La utopía había acabado, pero ni siquiera entonces desaparecieron todos los cambios introducidos. La tribu seguía intentando mantener relaciones pacificas, antes que belicosas con sus vecinos, y el sistema seguía conllevando que se fumase cannabis. Desde entonces no existía ningún acuerdo comercial ni ningún tratado de paz en el que no se fumase cannabis.

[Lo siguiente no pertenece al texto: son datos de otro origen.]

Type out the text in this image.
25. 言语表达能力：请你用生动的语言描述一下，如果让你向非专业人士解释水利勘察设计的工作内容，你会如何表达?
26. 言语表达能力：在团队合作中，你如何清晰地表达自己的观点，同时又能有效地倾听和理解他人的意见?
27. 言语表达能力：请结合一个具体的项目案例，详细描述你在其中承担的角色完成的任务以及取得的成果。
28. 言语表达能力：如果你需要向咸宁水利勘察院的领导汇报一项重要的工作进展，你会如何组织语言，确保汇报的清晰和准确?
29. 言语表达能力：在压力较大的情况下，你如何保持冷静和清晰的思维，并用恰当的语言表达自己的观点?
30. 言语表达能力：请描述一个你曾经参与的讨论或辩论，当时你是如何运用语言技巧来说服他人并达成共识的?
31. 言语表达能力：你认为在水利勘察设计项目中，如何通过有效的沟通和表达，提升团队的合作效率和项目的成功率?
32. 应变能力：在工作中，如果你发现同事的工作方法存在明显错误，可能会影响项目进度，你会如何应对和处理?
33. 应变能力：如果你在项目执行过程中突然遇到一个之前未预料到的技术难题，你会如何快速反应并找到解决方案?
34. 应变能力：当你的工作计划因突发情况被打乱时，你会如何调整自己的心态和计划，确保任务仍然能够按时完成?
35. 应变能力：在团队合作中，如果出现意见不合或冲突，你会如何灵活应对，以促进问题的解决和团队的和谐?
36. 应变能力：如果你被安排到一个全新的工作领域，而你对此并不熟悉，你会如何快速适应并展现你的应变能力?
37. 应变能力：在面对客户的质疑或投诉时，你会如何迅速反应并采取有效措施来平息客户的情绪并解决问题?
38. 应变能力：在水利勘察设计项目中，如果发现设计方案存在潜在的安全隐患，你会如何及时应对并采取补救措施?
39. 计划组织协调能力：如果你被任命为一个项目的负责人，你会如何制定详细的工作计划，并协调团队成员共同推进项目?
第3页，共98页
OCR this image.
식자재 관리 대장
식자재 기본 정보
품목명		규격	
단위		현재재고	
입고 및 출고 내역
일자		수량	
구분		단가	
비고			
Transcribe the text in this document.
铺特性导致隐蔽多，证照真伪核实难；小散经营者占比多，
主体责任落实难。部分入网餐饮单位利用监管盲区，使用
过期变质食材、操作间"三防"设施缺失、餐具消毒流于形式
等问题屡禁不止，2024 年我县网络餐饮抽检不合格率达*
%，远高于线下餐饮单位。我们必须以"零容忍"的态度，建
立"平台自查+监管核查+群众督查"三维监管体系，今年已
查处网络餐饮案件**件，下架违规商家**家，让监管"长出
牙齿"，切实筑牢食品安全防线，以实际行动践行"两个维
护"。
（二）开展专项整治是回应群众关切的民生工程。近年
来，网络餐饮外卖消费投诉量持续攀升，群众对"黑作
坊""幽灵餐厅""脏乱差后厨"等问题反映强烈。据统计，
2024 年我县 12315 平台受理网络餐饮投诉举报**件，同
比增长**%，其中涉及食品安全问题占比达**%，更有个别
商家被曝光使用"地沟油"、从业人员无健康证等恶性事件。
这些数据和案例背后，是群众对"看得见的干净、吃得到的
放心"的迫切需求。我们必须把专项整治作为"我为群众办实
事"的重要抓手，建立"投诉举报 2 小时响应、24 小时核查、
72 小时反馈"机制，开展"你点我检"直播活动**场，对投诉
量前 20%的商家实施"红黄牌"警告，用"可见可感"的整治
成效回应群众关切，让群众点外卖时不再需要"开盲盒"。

Este nuevo culto no duro mucho más. Este estilo de vida protohippy tuvo tantos oponentes como posteriores herederos. Las leyes sobre el cannabis eran demasiado permisivas; aquellos que se habían beneficiado de la antigua estratificación social, es decir, los miembros de la aristocracia, creían que la igualdad imperante en la nueva sociedad era algo inaceptable; lo más grave fue el colapso del estatus tribal en la política local. Aquellas otras tribus que antes habían estado subyugadas perdieron el respeto y se comportaron en consecuencia: se limitaron a ignorar los tributos, que antes fueron vitales para la prosperidad de los Bashilange. Y dado que ya no podían luchar, y menos aún comerse a sus enemigos, ya no podían imponer el cobro.

 

Bibliografía

 Abel, E. Marihuana: The first 12,000 years. Plenum Press, Nueva York (1980)
Green, J. Cannabis enciclopedia ilustrada. Editorial RBA.
Marín Gutiérrez, I. (2003) Historia conocida o desconocida del cannabis. Megamultimedia. Málaga
Martín, J.L. (2004) Ecue, Chango y Yemaya/ecue, Chango And Yemaya: Ensayos sobre la Subreligion de los afrocubanos. Editorial Renacimiento.
Robinson, R. (1999) El gran libro del cannabis: Guía completa de los usos medicinales, comerciales y ambientales de la planta más extraordinaria del mundo. Inner Traditions / Bear & Company.
Zetterstrom K. "Bena Riamba, brothers of hemp" Studia Ethnographica Upsaliensia, 26 (1966).